1.2.1 Access Nimbix cloud

  • Follow the user guide Vitis On Nimbix to login to your Nimbix account

  • Launch application “Xilinx Vitis Unified Software Platform 2020.1” and select “Desktop Mode with FPGA”

  • Choose machine type “16 core, 128 GB RAM, Xilinx Alveo U250 FPGA (nx6u_xdma_201830_2_2_3)”

  • Copy the L3/bencharks/gemm directory to the Nimbix machine, and navigate to the gemm/gemm_mkl directory

  • Follow the steps below to run Intel® MKL GEMM APIsbenchmarks.

Note

FPGA is not required in Intel® Math Kernel Library but will be used in Xilinx’s Vitis BLAS library.

1.2.2 Install Intel® MK library

To install MKL on Nimbix, please download the full installation package for MKL2020 from Intel® MKL Webste. You need to register for downloading the package. After you have downloaded the package, please unzip it and navigate to the directory includeing “install.sh”. Please enter the following command to install the MKL package.

sudo ./install.sh

1.2.3 Set up MKL environment variables

Intel® MKL: Assume you have installed Intel® MKL, run the appropriate script to set up the environment variables (such as $MKLROOT).

source <INTEL_MKL_INSTALL_DIR>/bin/mklvars.sh intel64

1.2.4 Install numactl

NUMACTL: The linux operating system provides a function, called numactl, that allows the control of scheduling or memory placement policy, which is essential to run parallel programs.

For Ubuntu (you only need to do it once),

sudo apt-get install numactl

1.2.5 Run MKL benchmarking script

The run-script runs the GEMM benchmark with a number of threads, data type, and work mode. Then, it will explore the GEMM’s matrix size from 256 to 16384.

./run_gemm_mkl.sh <thread#> <data_type> <mode>

where:

  • thread#: Number of threads to run, e.g. 1, 2, 4, 8, 16, etc.

  • data_type: Either float or double.

  • mode: g for generating the data, b for benchmarking the performance, and a for both workloads.

1.3 Performance Result on Nimbix Cloud

Configuration:

cpu_model

Intel(R) Xeon(R) CPU E5-2640 v3 @ 2.60GHz

thread#

16

data_type

float

benchmark command

./run_gemm_mkl.sh 16 float a

Performance Result (nonCaching):

Square Matrix Size

matrix paris running simultaneously

Cache (Y/N)

API time(ms)

TFlops/sec

256

1

N

29.700

0.001

512

1

N

11.799

0.023

1024

1

N

16.591

0.129

2048

1

N

41.319

0.416

4096

1

N

172.369

0.797

8192

1

N

1073.250

1.024

16384

1

N

9060.830

0.971

Performance Result (Caching):

Square Matrix Size

matrix paris running simultaneously

Cache (Y/N)

API time(ms)

TFlops/sec

256

1

Y

1.380

0.024

512

1

Y

4.038

0.066

1024

1

Y

4.383

0.490

2048

1

Y

21.282

0.807

4096

1

Y

149.755

0.918

8192

1

Y

1042.860

1.054

16384

1

Y

9045.700

0.972

2. Benchmarking xfblasGemm - Xilinx’s Vitis BLAS library

Before benchmarking xfblashGemm, please run the following command to build hw xclbin

make build TARGET=hw PLATFORM_REPO_PATHS=LOCAL_PLATFORM_PATH

2.1 Benchmarking Steps

2.1.1 Generate test inputs and golden reference

Follow the MKL_benchmark steps to run MKL benchmarks to generate test inputs and golden reference. To generate test inputs and golden reference for float data type, please run the following command.

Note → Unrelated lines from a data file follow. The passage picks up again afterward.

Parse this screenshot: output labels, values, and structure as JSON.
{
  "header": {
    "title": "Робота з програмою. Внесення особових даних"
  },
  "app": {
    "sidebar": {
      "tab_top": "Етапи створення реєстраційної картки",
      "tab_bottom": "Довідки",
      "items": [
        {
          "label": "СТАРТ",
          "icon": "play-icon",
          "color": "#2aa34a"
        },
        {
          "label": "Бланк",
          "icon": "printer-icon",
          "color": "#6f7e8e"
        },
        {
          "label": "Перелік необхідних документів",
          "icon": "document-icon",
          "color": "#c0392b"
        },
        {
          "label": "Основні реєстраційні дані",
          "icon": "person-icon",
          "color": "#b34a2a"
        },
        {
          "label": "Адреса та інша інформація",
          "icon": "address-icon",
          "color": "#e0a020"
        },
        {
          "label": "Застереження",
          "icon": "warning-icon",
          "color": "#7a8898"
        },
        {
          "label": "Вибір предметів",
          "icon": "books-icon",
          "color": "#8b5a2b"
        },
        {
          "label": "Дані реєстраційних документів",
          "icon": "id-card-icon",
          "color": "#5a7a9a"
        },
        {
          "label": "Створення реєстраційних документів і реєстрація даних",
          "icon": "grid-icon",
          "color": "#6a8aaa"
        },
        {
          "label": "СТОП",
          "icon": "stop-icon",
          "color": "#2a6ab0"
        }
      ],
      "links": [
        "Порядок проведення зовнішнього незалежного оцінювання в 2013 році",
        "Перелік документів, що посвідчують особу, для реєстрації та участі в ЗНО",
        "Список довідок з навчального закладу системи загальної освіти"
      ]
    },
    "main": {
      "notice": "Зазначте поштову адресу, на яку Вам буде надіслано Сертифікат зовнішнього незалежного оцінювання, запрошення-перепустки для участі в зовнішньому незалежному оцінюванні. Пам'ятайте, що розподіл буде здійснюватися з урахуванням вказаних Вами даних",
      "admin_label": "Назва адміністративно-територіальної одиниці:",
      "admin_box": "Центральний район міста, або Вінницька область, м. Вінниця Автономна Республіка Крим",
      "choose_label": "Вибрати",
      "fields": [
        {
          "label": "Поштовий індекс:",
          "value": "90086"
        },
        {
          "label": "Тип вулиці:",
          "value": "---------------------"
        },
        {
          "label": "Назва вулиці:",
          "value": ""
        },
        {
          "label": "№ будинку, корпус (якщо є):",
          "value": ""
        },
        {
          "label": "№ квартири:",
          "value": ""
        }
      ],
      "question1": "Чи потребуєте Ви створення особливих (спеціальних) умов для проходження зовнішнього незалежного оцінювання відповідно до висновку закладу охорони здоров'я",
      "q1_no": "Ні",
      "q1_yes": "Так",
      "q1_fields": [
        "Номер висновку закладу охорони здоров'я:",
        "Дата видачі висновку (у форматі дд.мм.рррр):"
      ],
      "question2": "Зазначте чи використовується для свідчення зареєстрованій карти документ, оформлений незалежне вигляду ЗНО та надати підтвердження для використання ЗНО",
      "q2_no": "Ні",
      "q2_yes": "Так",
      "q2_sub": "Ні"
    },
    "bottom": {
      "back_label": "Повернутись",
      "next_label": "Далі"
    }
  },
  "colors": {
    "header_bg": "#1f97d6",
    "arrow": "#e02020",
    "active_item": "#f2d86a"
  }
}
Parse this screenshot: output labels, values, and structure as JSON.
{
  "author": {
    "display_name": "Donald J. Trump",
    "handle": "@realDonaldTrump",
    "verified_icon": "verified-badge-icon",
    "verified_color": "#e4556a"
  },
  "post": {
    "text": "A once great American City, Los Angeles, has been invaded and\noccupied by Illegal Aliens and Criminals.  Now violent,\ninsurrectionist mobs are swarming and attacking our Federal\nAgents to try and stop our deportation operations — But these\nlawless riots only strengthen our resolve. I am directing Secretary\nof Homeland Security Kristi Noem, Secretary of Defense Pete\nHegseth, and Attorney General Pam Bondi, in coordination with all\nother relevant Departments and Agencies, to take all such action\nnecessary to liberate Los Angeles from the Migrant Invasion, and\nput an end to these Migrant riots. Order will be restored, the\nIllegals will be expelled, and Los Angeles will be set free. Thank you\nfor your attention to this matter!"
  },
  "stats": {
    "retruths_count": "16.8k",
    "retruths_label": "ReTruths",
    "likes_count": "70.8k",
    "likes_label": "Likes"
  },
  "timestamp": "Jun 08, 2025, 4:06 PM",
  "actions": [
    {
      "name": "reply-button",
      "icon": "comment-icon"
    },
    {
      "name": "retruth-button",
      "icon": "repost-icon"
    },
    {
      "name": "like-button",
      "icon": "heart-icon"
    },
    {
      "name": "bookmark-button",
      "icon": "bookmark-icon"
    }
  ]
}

./run_gemm_mkl.sh 16 float a

2.1.2 Build benchmark application

Before benchmark the xfblasGemm, please build the host executable for the corresponding .xclbin files via following script

./build_gemm_bench.sh config_info_file

2.1.3 Run benchmark

The run-script runs the GEMM benchmark with xclbin and cfg files. It will explore the GEMM’s matrix size from 256 to 8192.

./run_gemm_benchmark.sh xclbin_file config_info_file

where:

  • xclbin_file refers to the blas.xclbin file, including the path.

  • config_info_file refers to config_info.dat file, including the path.

2.2 Performance Results on Nimbix Cloud

Configuration:

fpga_model

Xilinx Alveo U250 FPGA

Frequency

242 Mhz

data_type

float

build command

./build_gemm_bench.sh config_info.dat

benchmark command

./run_gemm_bench.sh blas.xclbin config_info.dat

Performance Result:

Square Matrix Size

matrix paris running simultaneously

API time(ms)

TFlops/sec

256

4

2.348

0.057

512

4

6.422

0.167

1024

4

33.366

0.257

2048

4

217.949

0.316

4096

4

1595.487

0.344

8192

4

12587.950

0.349

Please notice that we used OpenMP library for multi-kernel support in host side, so for smaller sizes, total API times include OpenMP initialization time.